A recent report to the Government is suggesting it’s time for them to go on the basis of health concerns, especially in Tuggeranong. Readers, however, were not convinced.
One wrote: “We have solar panels, reverse cycle, and a wood heater in our suburban home. Our wood heater is not going anywhere. We burn only seasoned wood and it’s extremely efficient. No heat warms your bones like a nice warm fire, and it almost makes Canberra’s winters enjoyable! The people who complain about wood heater smoke live near people who burn green timber and rubbish etc, hence the bellowing smoke!”
And from another, perhaps with tongue in cheek: “Why worry about the asthmatics and those with compromised respiratory systems really? They are only second-class citizens as far as the “woodchuck” mob go. A background pm 2.5 level of around 20 cannot even be detected by the average nostril, so not sure why they are saying there is no safe level. Not as if we are discussing asbestos.”
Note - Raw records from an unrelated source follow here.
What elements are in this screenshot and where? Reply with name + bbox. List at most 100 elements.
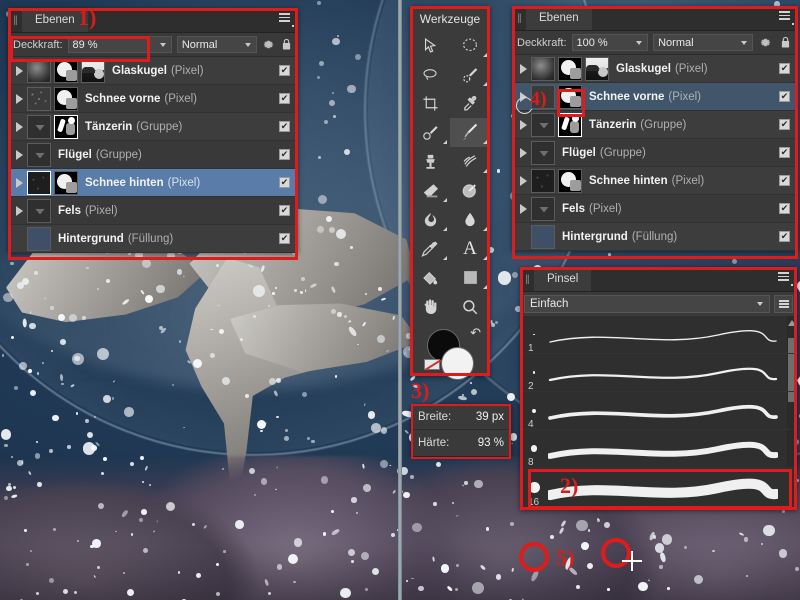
paint-brush-tool[interactable]	[450, 118, 490, 147]
table-row[interactable]: Glaskugel (Pixel) ✔	[8, 57, 298, 85]
layer-thumbnail-small[interactable]	[27, 198, 51, 223]
lock-icon[interactable]	[778, 35, 793, 51]
hamburger-menu-icon[interactable]	[274, 8, 298, 32]
text-tool[interactable]: A	[450, 234, 490, 263]
brush-properties-panel[interactable]: Breite: 39 px Härte: 93 %	[411, 404, 511, 456]
expand-triangle-icon[interactable]	[515, 119, 531, 130]
table-row[interactable]: Tänzerin (Gruppe) ✔	[8, 113, 298, 141]
layer-mask-thumbnail[interactable]	[558, 56, 582, 81]
move-tool[interactable]	[410, 31, 450, 60]
zoom-tool[interactable]	[450, 292, 490, 321]
selection-brush-tool[interactable]	[450, 60, 490, 89]
layer-list-right[interactable]: Glaskugel (Pixel) ✔ Schnee vorne (Pixel) ✔ Tän…	[512, 55, 798, 251]
table-row[interactable]: Schnee hinten (Pixel) ✔	[8, 169, 298, 197]
layer-thumbnail-landscape[interactable]	[585, 56, 609, 81]
table-row[interactable]: Hintergrund (Füllung) ✔	[8, 225, 298, 253]
pen-tool[interactable]	[410, 234, 450, 263]
list-view-icon[interactable]	[774, 295, 793, 313]
tab-ebenen[interactable]: Ebenen	[526, 6, 592, 30]
layer-thumbnail-noise[interactable]	[27, 86, 51, 111]
expand-triangle-icon[interactable]	[11, 149, 27, 160]
layer-thumbnail-small[interactable]	[531, 140, 555, 165]
layer-visibility-checkbox[interactable]: ✔	[279, 177, 290, 188]
layer-visibility-checkbox[interactable]: ✔	[279, 149, 290, 160]
layer-visibility-checkbox[interactable]: ✔	[279, 233, 290, 244]
blend-mode-combo[interactable]: Normal	[176, 36, 258, 53]
layer-mask-thumbnail[interactable]	[558, 84, 582, 109]
blend-mode-combo[interactable]: Normal	[653, 34, 753, 51]
tab-pinsel[interactable]: Pinsel	[534, 267, 592, 291]
layer-visibility-checkbox[interactable]: ✔	[779, 63, 790, 74]
hamburger-menu-icon[interactable]	[774, 6, 798, 30]
opacity-combo[interactable]: 89 %	[67, 36, 172, 53]
table-row[interactable]: Flügel (Gruppe) ✔	[512, 139, 798, 167]
layer-thumbnail-figure[interactable]	[558, 112, 582, 137]
expand-triangle-icon[interactable]	[11, 65, 27, 76]
layer-thumbnail-fill[interactable]	[27, 226, 51, 251]
layer-list-left[interactable]: Glaskugel (Pixel) ✔ Schnee vorne (Pixel) ✔ Tän…	[8, 57, 298, 253]
layer-visibility-checkbox[interactable]: ✔	[779, 231, 790, 242]
color-picker-tool[interactable]	[450, 89, 490, 118]
hand-tool[interactable]	[410, 292, 450, 321]
list-item[interactable]: 2	[520, 354, 797, 392]
brush-hardness-row[interactable]: Härte: 93 %	[411, 430, 511, 456]
expand-triangle-icon[interactable]	[11, 93, 27, 104]
panel-grip-icon[interactable]: ||	[8, 8, 22, 32]
brush-width-row[interactable]: Breite: 39 px	[411, 404, 511, 430]
layer-visibility-checkbox[interactable]: ✔	[279, 93, 290, 104]
opacity-combo[interactable]: 100 %	[571, 34, 649, 51]
table-row[interactable]: Flügel (Gruppe) ✔	[8, 141, 298, 169]
layer-thumbnail-landscape[interactable]	[81, 58, 105, 83]
blur-tool[interactable]	[450, 205, 490, 234]
layer-visibility-checkbox[interactable]: ✔	[779, 147, 790, 158]
panel-grip-icon[interactable]: ||	[520, 267, 534, 291]
tab-ebenen[interactable]: Ebenen	[22, 8, 88, 32]
swap-colors-icon[interactable]: ↶	[470, 325, 481, 341]
table-row[interactable]: Fels (Pixel) ✔	[8, 197, 298, 225]
table-row[interactable]: Schnee vorne (Pixel) ✔	[8, 85, 298, 113]
shape-tool[interactable]	[450, 263, 490, 292]
layer-thumbnail-globe[interactable]	[531, 56, 555, 81]
tool-grid[interactable]: A	[410, 31, 490, 321]
layer-visibility-checkbox[interactable]: ✔	[779, 119, 790, 130]
layer-thumbnail-dark-noise[interactable]	[531, 168, 555, 193]
expand-triangle-icon[interactable]	[515, 91, 533, 114]
table-row[interactable]: Tänzerin (Gruppe) ✔	[512, 111, 798, 139]
layer-thumbnail-small[interactable]	[531, 196, 555, 221]
expand-triangle-icon[interactable]	[515, 63, 531, 74]
gear-icon[interactable]	[758, 35, 773, 51]
lock-icon[interactable]	[280, 37, 293, 53]
layers-panel-left[interactable]: || Ebenen Deckkraft: 89 % Normal Glaskug…	[8, 8, 298, 253]
list-item[interactable]: 1	[520, 316, 797, 354]
no-color-icon[interactable]	[424, 359, 440, 370]
list-item[interactable]: 8	[520, 430, 797, 468]
layer-visibility-checkbox[interactable]: ✔	[279, 65, 290, 76]
layer-mask-thumbnail[interactable]	[54, 86, 78, 111]
table-row[interactable]: Hintergrund (Füllung) ✔	[512, 223, 798, 251]
brushes-panel[interactable]: || Pinsel Einfach 1 2 4 8 16	[520, 267, 797, 510]
hamburger-menu-icon[interactable]	[773, 267, 797, 291]
brush-list[interactable]: 1 2 4 8 16	[520, 316, 797, 509]
layer-mask-thumbnail[interactable]	[558, 168, 582, 193]
smudge-tool[interactable]	[450, 147, 490, 176]
expand-triangle-icon[interactable]	[515, 203, 531, 214]
expand-triangle-icon[interactable]	[11, 121, 27, 132]
gear-icon[interactable]	[262, 37, 275, 53]
layer-thumbnail-small[interactable]	[27, 142, 51, 167]
layer-thumbnail-dark-noise[interactable]	[27, 170, 51, 195]
layer-thumbnail-hidden[interactable]	[531, 84, 555, 109]
expand-triangle-icon[interactable]	[11, 205, 27, 216]
color-swatches[interactable]: ↶	[410, 325, 490, 393]
list-item[interactable]: 16	[520, 468, 797, 508]
lasso-tool[interactable]	[410, 60, 450, 89]
table-row[interactable]: Glaskugel (Pixel) ✔	[512, 55, 798, 83]
layer-visibility-checkbox[interactable]: ✔	[779, 203, 790, 214]
clone-stamp-tool[interactable]	[410, 147, 450, 176]
burn-tool[interactable]	[410, 205, 450, 234]
toolbox-panel[interactable]: Werkzeuge A ↶	[410, 6, 490, 380]
expand-triangle-icon[interactable]	[11, 177, 27, 188]
eraser-tool[interactable]	[410, 176, 450, 205]
layer-mask-thumbnail[interactable]	[54, 58, 78, 83]
layer-thumbnail-small[interactable]	[27, 114, 51, 139]
layer-thumbnail-small[interactable]	[531, 112, 555, 137]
In last week’s poll, we asked Do we need to ban wood heaters to stop woodsmoke pollution? A total of 1578 readers participated.
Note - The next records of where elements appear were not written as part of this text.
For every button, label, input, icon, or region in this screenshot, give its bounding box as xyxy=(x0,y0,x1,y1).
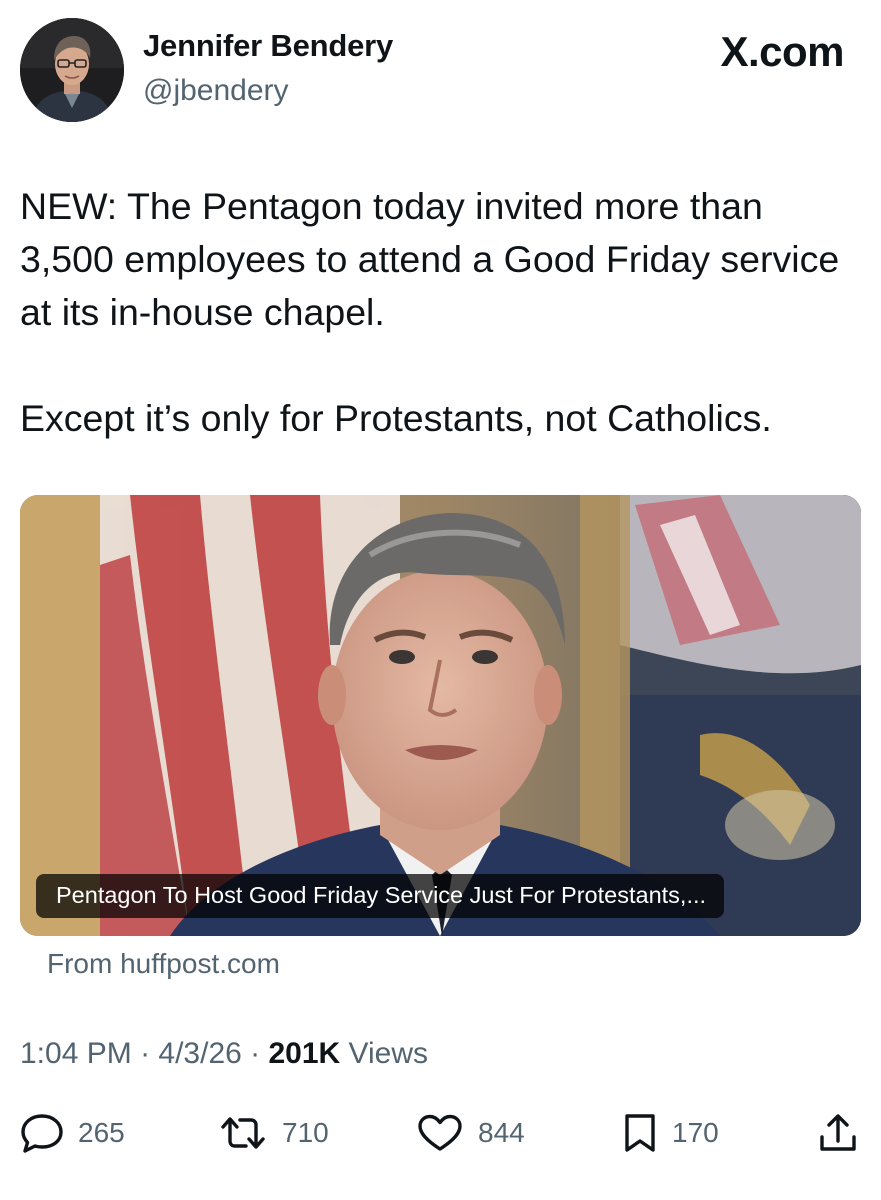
share-button[interactable] xyxy=(818,1113,858,1153)
card-headline[interactable]: Pentagon To Host Good Friday Service Jus… xyxy=(36,874,725,918)
action-bar: 265 710 844 170 xyxy=(0,1105,881,1161)
views-count: 201K xyxy=(268,1037,341,1070)
meta-separator: · xyxy=(241,1037,269,1070)
tweet: Jennifer Bendery @jbendery X.com NEW: Th… xyxy=(0,0,881,1200)
x-logo: X.com xyxy=(720,28,844,75)
repost-count: 710 xyxy=(282,1117,329,1148)
bookmark-count: 170 xyxy=(672,1117,719,1148)
meta-separator: · xyxy=(131,1037,159,1070)
timestamp-date[interactable]: 4/3/26 xyxy=(158,1037,241,1070)
tweet-meta: 1:04 PM · 4/3/26 · 201K Views xyxy=(20,1037,428,1071)
repost-button[interactable]: 710 xyxy=(218,1113,329,1153)
tweet-paragraph: Except it’s only for Protestants, not Ca… xyxy=(20,397,772,439)
reply-icon xyxy=(21,1114,63,1153)
views-label: Views xyxy=(340,1037,429,1070)
avatar-photo xyxy=(20,18,124,122)
author-handle[interactable]: @jbendery xyxy=(143,74,289,108)
share-icon xyxy=(820,1114,856,1151)
repost-icon xyxy=(221,1117,265,1149)
reply-button[interactable]: 265 xyxy=(20,1113,125,1153)
like-button[interactable]: 844 xyxy=(416,1113,525,1153)
link-card[interactable]: Pentagon To Host Good Friday Service Jus… xyxy=(20,495,861,936)
author-name[interactable]: Jennifer Bendery xyxy=(143,28,393,64)
like-count: 844 xyxy=(478,1117,525,1148)
bookmark-icon xyxy=(625,1114,655,1152)
timestamp-time[interactable]: 1:04 PM xyxy=(20,1037,132,1070)
bookmark-button[interactable]: 170 xyxy=(622,1113,719,1153)
card-image xyxy=(20,495,861,936)
like-icon xyxy=(418,1114,462,1151)
card-source[interactable]: From huffpost.com xyxy=(47,948,280,980)
reply-count: 265 xyxy=(78,1117,125,1148)
avatar[interactable] xyxy=(20,18,124,122)
tweet-paragraph: NEW: The Pentagon today invited more tha… xyxy=(20,185,840,333)
tweet-text: NEW: The Pentagon today invited more tha… xyxy=(20,180,865,445)
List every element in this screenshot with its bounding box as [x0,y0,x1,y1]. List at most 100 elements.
Your options were to vote No, improve the heaters, don’t ban wood fires. This attracted 66 per cent of the total, or 1036 votes.
Alternatively, you could vote Yes, nobody’s health is worth risking when there are alternatives. This gained 34 per cent of the total, or 542 votes.
This week we’re wondering whether you are a born and bred northsider or southsider. It’s one of the great Canberra questions along with whether you dare to turn your heater on before Anzac Day and who has the best chips (Kingsley’s, according to most of you).
But it wasn’t always this way.
Before the lake, there was the Molonglo River and plenty of doubt about whether a big stretch of water was a good idea (much of the opposition came from senior bureaucrats who enjoyed the old Royal Canberra golf course, now far beneath the waters).
There were also questions about the cost and grandiosity of the design, but the lake is here to stay thanks to Sir Robert Menzies.
One reader said: “Back in the ’40s when I was a kid, the north-south thing was a social divide rather than geographical. The bus drivers and garbos lived in Ainslie and the embassies and rich people lived in Red Hill and Forrest. North had the high school and south had Girls and Boys Grammar Schools. It was a friendly divide, much like Sydney/Melbourne, Hobart/Launceston. It was in place long before the lake.”
John Dow wrote: “I’ll bet most people think the lake was designed from the beginning as something nice for the population, Silly people, innocent souls. Burley Griffin (or probably Marion) realised from the beginning that the Molonglo River was a flood plain, which would have threatened any development in its riverbed.
“Thus the idea of creating the lake was a no-brainer, and we all benefit, but don’t be fooled into thinking it was purely to give us a nice stretch of water in the middle of the city.”